Выживут только любовники. Чуть красивее тишиины

Антон Кольцофф
Тихонечко. Неспешно. Семидесятнически. В ритме и тональности психоделического рока, на меланхолично-упаднических волнах, подслащённо-горьковатых мелодических конструкциях, предшествующих появлению готической культуры, неофолка и дума. Во взглядах у невыразимо настоящих, до глубины очеловеченных, осязаемо эстетизированных Адама и Евы — вековое страдание, почти не заметное с первого раза и оттого ещё более надрывно-безмолвное. Сердца вампиров устали от бессмертия в стремительно теряющемся мире, не способном более на красоту ради красоты, давно растоптавшем все свои тонкие материи и забывшем ключи от реальности грёз. Всё, что остаётся, — испивать перед сном изящный стаканчик добытой контрабандным путём крови да писать депрессивный рок на одной из десятков антикварных гитар. У Евы, к слову, имеется пятый айфон; но Адам не таков — в годы, очевидно похожие на наше время, он всё ещё там, в эпохе декаданса и низких частот, в проводах, катушках и электрических системах пытается выжать хоть что-то из почти безнадёжного новейшего времени.

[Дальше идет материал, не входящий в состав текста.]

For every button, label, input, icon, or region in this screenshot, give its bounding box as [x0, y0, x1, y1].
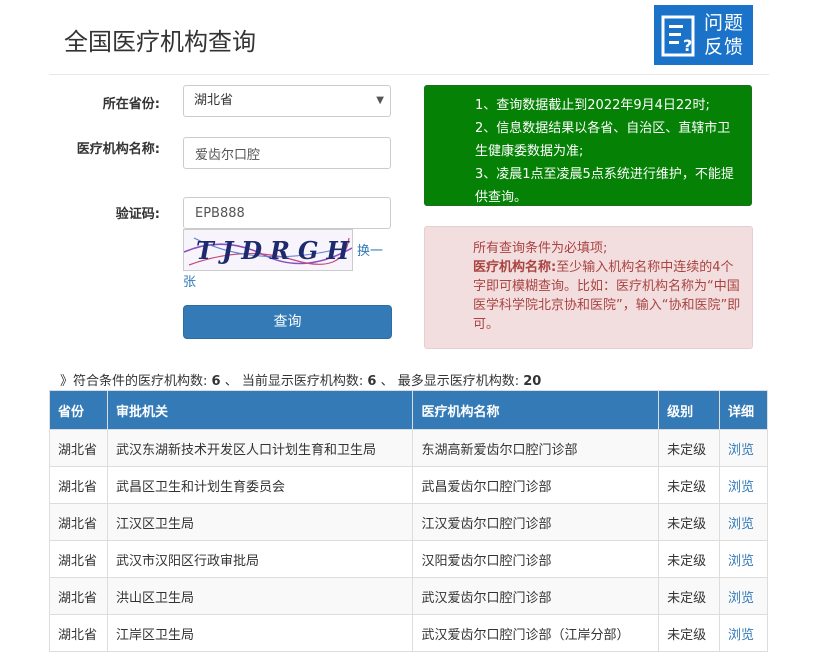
summary-match-count: 6 [211, 374, 221, 389]
cell-authority: 江岸区卫生局 [106, 614, 414, 652]
notice-warning-line: 所有查询条件为必填项; [473, 241, 608, 256]
cell-org-name: 武昌爱齿尔口腔门诊部 [412, 466, 660, 504]
title-divider [49, 74, 769, 75]
feedback-label-line1: 问题 [704, 12, 745, 34]
col-header-level: 级别 [658, 390, 720, 430]
summary-match-label: 》符合条件的医疗机构数: [60, 374, 208, 389]
view-detail-link[interactable]: 浏览 [719, 540, 768, 578]
view-detail-link[interactable]: 浏览 [719, 466, 768, 504]
chevron-down-icon: ▼ [376, 95, 384, 106]
results-table: 省份 审批机关 医疗机构名称 级别 详细 湖北省 武汉东湖新技术开发区人口计划生… [49, 390, 768, 652]
cell-level: 未定级 [658, 614, 720, 652]
notice-info-line: 3、凌晨1点至凌晨5点系统进行维护，不能提供查询。 [475, 167, 734, 205]
cell-authority: 武汉东湖新技术开发区人口计划生育和卫生局 [106, 429, 414, 467]
cell-authority: 武昌区卫生和计划生育委员会 [106, 466, 414, 504]
captcha-noise: TJDRGH [184, 236, 352, 266]
col-header-authority: 审批机关 [106, 390, 414, 430]
cell-level: 未定级 [658, 577, 720, 615]
captcha-text: TJDRGH [196, 236, 352, 265]
summary-shown-count: 6 [367, 374, 377, 389]
cell-org-name: 汉阳爱齿尔口腔门诊部 [412, 540, 660, 578]
col-header-detail: 详细 [719, 390, 768, 430]
captcha-code-label: 验证码: [115, 207, 160, 222]
svg-text:?: ? [683, 36, 692, 55]
notice-info-box: 1、查询数据截止到2022年9月4日22时; 2、信息数据结果以各省、自治区、直… [424, 85, 752, 206]
feedback-label: 问题 反馈 [704, 11, 744, 59]
cell-province: 湖北省 [49, 429, 108, 467]
view-detail-link[interactable]: 浏览 [719, 577, 768, 615]
cell-org-name: 武汉爱齿尔口腔门诊部 [412, 577, 660, 615]
notice-warning-bold: 医疗机构名称: [473, 260, 557, 275]
cell-province: 湖北省 [49, 466, 108, 504]
cell-province: 湖北省 [49, 540, 108, 578]
view-detail-link[interactable]: 浏览 [719, 614, 768, 652]
query-button[interactable]: 查询 [183, 305, 392, 339]
view-detail-link[interactable]: 浏览 [719, 503, 768, 541]
cell-authority: 江汉区卫生局 [106, 503, 414, 541]
refresh-captcha-link[interactable]: 换一 [357, 240, 383, 259]
refresh-captcha-link-wrap[interactable]: 张 [183, 271, 196, 290]
cell-level: 未定级 [658, 466, 720, 504]
table-row: 湖北省 江岸区卫生局 武汉爱齿尔口腔门诊部（江岸分部） 未定级 浏览 [49, 614, 768, 652]
feedback-icon: ? [661, 15, 695, 57]
table-row: 湖北省 武昌区卫生和计划生育委员会 武昌爱齿尔口腔门诊部 未定级 浏览 [49, 466, 768, 504]
summary-max-label: 、 最多显示医疗机构数: [380, 374, 520, 389]
cell-org-name: 江汉爱齿尔口腔门诊部 [412, 503, 660, 541]
notice-info-line: 1、查询数据截止到2022年9月4日22时; [475, 98, 710, 113]
cell-province: 湖北省 [49, 577, 108, 615]
table-row: 湖北省 武汉东湖新技术开发区人口计划生育和卫生局 东湖高新爱齿尔口腔门诊部 未定… [49, 429, 768, 467]
col-header-province: 省份 [49, 390, 108, 430]
view-detail-link[interactable]: 浏览 [719, 429, 768, 467]
org-name-input[interactable] [183, 137, 391, 169]
notice-warning-line: 医疗机构名称:至少输入机构名称中连续的4个字即可模糊查询。比如：医疗机构名称为“… [473, 258, 742, 334]
page-title: 全国医疗机构查询 [64, 28, 256, 56]
captcha-code-input[interactable] [183, 197, 391, 229]
result-summary: 》符合条件的医疗机构数: 6 、 当前显示医疗机构数: 6 、 最多显示医疗机构… [60, 370, 541, 389]
notice-warning-box: 所有查询条件为必填项; 医疗机构名称:至少输入机构名称中连续的4个字即可模糊查询… [424, 226, 753, 349]
summary-max-count: 20 [523, 374, 542, 389]
table-row: 湖北省 武汉市汉阳区行政审批局 汉阳爱齿尔口腔门诊部 未定级 浏览 [49, 540, 768, 578]
captcha-image[interactable]: TJDRGH [183, 229, 353, 271]
cell-org-name: 东湖高新爱齿尔口腔门诊部 [412, 429, 660, 467]
col-header-org-name: 医疗机构名称 [412, 390, 660, 430]
cell-level: 未定级 [658, 540, 720, 578]
province-select-value: 湖北省 [194, 93, 234, 108]
org-name-label: 医疗机构名称: [76, 142, 160, 157]
feedback-label-line2: 反馈 [704, 36, 745, 58]
province-label: 所在省份: [102, 97, 160, 112]
cell-org-name: 武汉爱齿尔口腔门诊部（江岸分部） [412, 614, 660, 652]
cell-province: 湖北省 [49, 503, 108, 541]
cell-authority: 武汉市汉阳区行政审批局 [106, 540, 414, 578]
table-header-row: 省份 审批机关 医疗机构名称 级别 详细 [49, 390, 768, 430]
feedback-button[interactable]: ? 问题 反馈 [654, 5, 753, 65]
province-select[interactable]: 湖北省 ▼ [183, 85, 391, 117]
cell-authority: 洪山区卫生局 [106, 577, 414, 615]
table-row: 湖北省 洪山区卫生局 武汉爱齿尔口腔门诊部 未定级 浏览 [49, 577, 768, 615]
table-row: 湖北省 江汉区卫生局 江汉爱齿尔口腔门诊部 未定级 浏览 [49, 503, 768, 541]
summary-shown-label: 、 当前显示医疗机构数: [224, 374, 364, 389]
notice-info-line: 2、信息数据结果以各省、自治区、直辖市卫生健康委数据为准; [475, 121, 731, 159]
cell-level: 未定级 [658, 429, 720, 467]
cell-province: 湖北省 [49, 614, 108, 652]
cell-level: 未定级 [658, 503, 720, 541]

Удивительно, как Джармуш, несколько раз перевернув временные рамки и стереотипы, умудрился сотворить единое повествование, ни разу не заставив усомниться в его логичности. Ранее романтизированные донельзя, но всё ещё слишком сказочные кровопийцы в «Любовниках» внезапно обращаются в ретро-эстетов, навсегда оставшихся вспоминать своих старинных (в прямом смысле) друзей в опустевшем пост-панковском Детройте. Образы, пойманные Джармушем, прекрасны, но не до щенячьего восторга: они остаются внутри зрителя и становятся его недостающей частью, прививкой любви, молчаливо-восторженным экстазом души — прямо как сами герои после дозы жизненно необходимой алой жидкости, похожей на вишнёвый ликёр. Фэнтезийная в «Нарнии» Суинтон здесь угловато-женственна, сухо-бела, как кокосовая мякоть, Хиддлстон — чудесно-большеглаз и дымчато-чёрен, а глаза обоих напоминают птичьи, и жизни в них намного больше, чем в «зомби» — так Адам называет всех без исключения людей. В то же время нет в «Любовниках» того слепого тимбёртоновского упоения картинкой, лишённого последних частиц живого — и даже Миа (чтоб её) Васиковска, жестоко убившая «Алису в стране чудес» отсутствием какой бы то ни было игры, у Джармуша вдруг оживает и вносит в картину собственную, индивидуальную краску.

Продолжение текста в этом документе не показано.